I stood there in the clear market light, feeling neither triumph nor pleasure. I felt only a fierce, resolute quiet. They had tried to make me small for buying eggs, for daring to start. They had tried to make me small for daring to love a man who needed care. Public shaming had finally landed where it belonged: on the mouths that used to throw stones.
"Good," Julio said, beside me, voice soft. "People should know who builds and who breaks."
"Thank you," I said, not to him but to the market. "I will sell my eggs. I will buy their eggs. I will do the work."
The rest of that week, my stall was full. Felicity tried to come back with a coaxing smile. People still turned away. Cordelia's offers to bargain for gossip were refused. The town's opinion had turned the wheel.
"Do you feel better?" Julio asked that evening as we counted the coins.
"I feel like I can breathe," I said. "And I feel like a jar does matter when people know it carries more than clay."
Zane's recovery was slow. I kept the promise in small, stubborn ways. I bought him warm broth. I sent coins home. He looked at his leg and then at me, and sometimes a softness crossed his face I'd never seen in the imagined rush of our old lives.
"You're stubborn," he said once in the hospital corridor, peeling an egg with delicate care.
"I sold tea eggs at the market," I said. "I used the money to pay the man who sold us hay for splints. I saved a little more. I will find a doctor."
"You make plans like a businesswoman," he said, almost a tease, almost an approval.
"I used to run a small place that pampered palates," I said. "I'm not about to let life here swallow my taste."
He smiled then, thin and real, and reached for my hand.
The market kept changing.

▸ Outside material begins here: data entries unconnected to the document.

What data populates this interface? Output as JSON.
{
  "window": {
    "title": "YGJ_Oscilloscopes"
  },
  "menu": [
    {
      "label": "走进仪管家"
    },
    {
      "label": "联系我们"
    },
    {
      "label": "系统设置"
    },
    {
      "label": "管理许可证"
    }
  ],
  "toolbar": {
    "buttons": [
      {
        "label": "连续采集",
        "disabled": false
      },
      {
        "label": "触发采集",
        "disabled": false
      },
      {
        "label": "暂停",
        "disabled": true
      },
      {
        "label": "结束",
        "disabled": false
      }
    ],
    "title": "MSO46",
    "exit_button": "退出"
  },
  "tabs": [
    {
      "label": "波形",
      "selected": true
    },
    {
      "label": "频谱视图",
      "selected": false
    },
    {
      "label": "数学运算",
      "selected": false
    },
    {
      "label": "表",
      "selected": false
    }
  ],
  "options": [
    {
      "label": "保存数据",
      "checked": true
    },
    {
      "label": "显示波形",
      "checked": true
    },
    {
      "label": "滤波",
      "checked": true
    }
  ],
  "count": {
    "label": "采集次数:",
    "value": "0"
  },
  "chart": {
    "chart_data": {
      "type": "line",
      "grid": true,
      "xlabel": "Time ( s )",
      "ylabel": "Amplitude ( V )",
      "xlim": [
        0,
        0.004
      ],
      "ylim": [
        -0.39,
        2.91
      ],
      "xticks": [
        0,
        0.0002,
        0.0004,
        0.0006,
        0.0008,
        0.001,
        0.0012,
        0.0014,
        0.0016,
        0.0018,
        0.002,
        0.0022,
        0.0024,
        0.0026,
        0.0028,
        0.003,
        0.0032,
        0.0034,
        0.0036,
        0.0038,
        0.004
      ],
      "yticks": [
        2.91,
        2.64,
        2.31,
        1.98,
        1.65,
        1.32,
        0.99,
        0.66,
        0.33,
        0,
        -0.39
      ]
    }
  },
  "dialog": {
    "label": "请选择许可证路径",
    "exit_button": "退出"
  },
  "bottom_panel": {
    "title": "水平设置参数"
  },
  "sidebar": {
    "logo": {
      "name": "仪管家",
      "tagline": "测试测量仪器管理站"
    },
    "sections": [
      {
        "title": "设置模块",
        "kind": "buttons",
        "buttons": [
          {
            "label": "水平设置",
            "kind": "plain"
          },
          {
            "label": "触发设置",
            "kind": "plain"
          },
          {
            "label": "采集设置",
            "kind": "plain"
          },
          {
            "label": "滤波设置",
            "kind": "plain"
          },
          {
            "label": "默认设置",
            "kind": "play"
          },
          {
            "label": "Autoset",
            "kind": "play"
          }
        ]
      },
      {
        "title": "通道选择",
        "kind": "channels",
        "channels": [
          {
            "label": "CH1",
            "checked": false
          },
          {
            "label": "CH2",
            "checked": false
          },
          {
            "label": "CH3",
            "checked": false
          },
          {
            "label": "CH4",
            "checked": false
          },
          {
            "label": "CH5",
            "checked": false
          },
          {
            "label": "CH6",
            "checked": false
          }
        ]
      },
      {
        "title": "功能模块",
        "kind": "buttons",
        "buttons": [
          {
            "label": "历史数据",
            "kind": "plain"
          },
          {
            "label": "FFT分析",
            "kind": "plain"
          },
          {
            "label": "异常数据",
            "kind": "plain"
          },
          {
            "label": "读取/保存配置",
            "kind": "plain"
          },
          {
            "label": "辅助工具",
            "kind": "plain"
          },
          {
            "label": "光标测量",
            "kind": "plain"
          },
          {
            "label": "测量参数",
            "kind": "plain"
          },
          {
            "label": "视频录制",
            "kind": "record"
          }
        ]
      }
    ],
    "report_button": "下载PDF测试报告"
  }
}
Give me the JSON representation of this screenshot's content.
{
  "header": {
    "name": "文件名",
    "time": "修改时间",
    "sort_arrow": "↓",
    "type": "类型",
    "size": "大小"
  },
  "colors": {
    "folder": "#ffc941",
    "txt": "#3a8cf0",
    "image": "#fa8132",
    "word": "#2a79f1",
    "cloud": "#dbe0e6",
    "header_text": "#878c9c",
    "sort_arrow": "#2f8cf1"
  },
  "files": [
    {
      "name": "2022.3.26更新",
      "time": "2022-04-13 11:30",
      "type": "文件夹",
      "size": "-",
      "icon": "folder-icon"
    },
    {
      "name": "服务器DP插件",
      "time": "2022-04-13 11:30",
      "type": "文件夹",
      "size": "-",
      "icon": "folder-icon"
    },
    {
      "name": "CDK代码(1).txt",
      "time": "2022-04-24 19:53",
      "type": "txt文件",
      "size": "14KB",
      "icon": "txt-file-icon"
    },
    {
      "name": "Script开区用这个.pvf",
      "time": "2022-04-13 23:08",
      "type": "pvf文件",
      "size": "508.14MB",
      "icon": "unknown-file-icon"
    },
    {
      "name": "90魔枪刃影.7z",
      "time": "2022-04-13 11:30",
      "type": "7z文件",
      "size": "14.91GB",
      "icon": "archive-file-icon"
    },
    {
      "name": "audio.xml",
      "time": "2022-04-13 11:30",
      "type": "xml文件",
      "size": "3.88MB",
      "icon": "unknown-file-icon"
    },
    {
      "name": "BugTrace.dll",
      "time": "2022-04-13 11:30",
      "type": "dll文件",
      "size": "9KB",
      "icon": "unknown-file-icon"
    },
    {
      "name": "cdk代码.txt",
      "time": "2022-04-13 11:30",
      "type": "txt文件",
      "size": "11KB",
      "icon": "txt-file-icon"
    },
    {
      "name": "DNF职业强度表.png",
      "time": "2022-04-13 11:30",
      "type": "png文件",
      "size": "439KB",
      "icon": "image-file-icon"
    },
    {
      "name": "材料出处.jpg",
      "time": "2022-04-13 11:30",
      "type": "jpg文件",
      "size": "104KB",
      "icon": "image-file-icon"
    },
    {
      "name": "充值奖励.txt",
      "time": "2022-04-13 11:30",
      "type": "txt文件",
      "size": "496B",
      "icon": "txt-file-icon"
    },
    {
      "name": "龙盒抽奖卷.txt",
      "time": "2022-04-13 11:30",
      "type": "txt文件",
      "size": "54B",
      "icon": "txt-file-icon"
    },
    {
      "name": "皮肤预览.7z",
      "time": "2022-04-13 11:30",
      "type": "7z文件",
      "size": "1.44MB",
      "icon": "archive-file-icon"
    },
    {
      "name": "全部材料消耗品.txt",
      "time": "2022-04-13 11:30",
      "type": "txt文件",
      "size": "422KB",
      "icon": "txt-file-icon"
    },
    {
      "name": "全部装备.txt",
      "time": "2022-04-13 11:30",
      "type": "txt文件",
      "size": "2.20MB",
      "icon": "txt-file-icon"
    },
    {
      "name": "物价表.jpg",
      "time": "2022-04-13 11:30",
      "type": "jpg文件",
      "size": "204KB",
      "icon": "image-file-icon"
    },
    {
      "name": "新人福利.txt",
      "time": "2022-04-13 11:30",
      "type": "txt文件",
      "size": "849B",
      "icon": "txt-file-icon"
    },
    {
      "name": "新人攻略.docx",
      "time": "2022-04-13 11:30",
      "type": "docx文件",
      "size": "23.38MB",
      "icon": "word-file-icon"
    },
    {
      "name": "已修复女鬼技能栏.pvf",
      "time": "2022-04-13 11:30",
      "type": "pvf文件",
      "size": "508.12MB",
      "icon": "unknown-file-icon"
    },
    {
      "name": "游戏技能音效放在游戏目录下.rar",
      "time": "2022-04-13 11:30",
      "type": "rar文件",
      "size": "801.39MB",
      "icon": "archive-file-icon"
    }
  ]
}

People who had mocked me bought eggs from me for their own tables. Some of them tried my recipes and came back with new seasonings. We traded and learned. I once thought a small jar and a pot were not enough to move the world, but the world here turns on simpler things: trust, taste, and the willingness to bargain face to face.
Weeks passed and the jar that had been broken in the hospital was replaced—not by Julio's old pot but by a new one bought with careful coins. It held spices now and new experiments: a hint of ginger, a few cloves, and a touch of city memory I could not let go of.
When Felicity passed the stall months later she bowed her head and mumbled an apology that had substance this time. She had learned, publicly and painfully, that cruelty shows who you are.
"Are you staying?" Zane asked me the day I set the pot on a rented stall with a little sign: Ida's Tea Eggs.
"Yes," I answered. "Until the leg is fixed. Until we have a better roof. Until people stop thinking a woman can't sell hope and call it food."
He looked at the jar and then at the man who had been the first to believe in me. "And after that?"
"After that," I said, picking up an egg and holding it between finger and thumb, "we will open a place with proper jars and licenses and roasted soy on the side. We'll call it something that makes people smile."
He laughed, and for the first time since waking up in this new-old world, I believed him.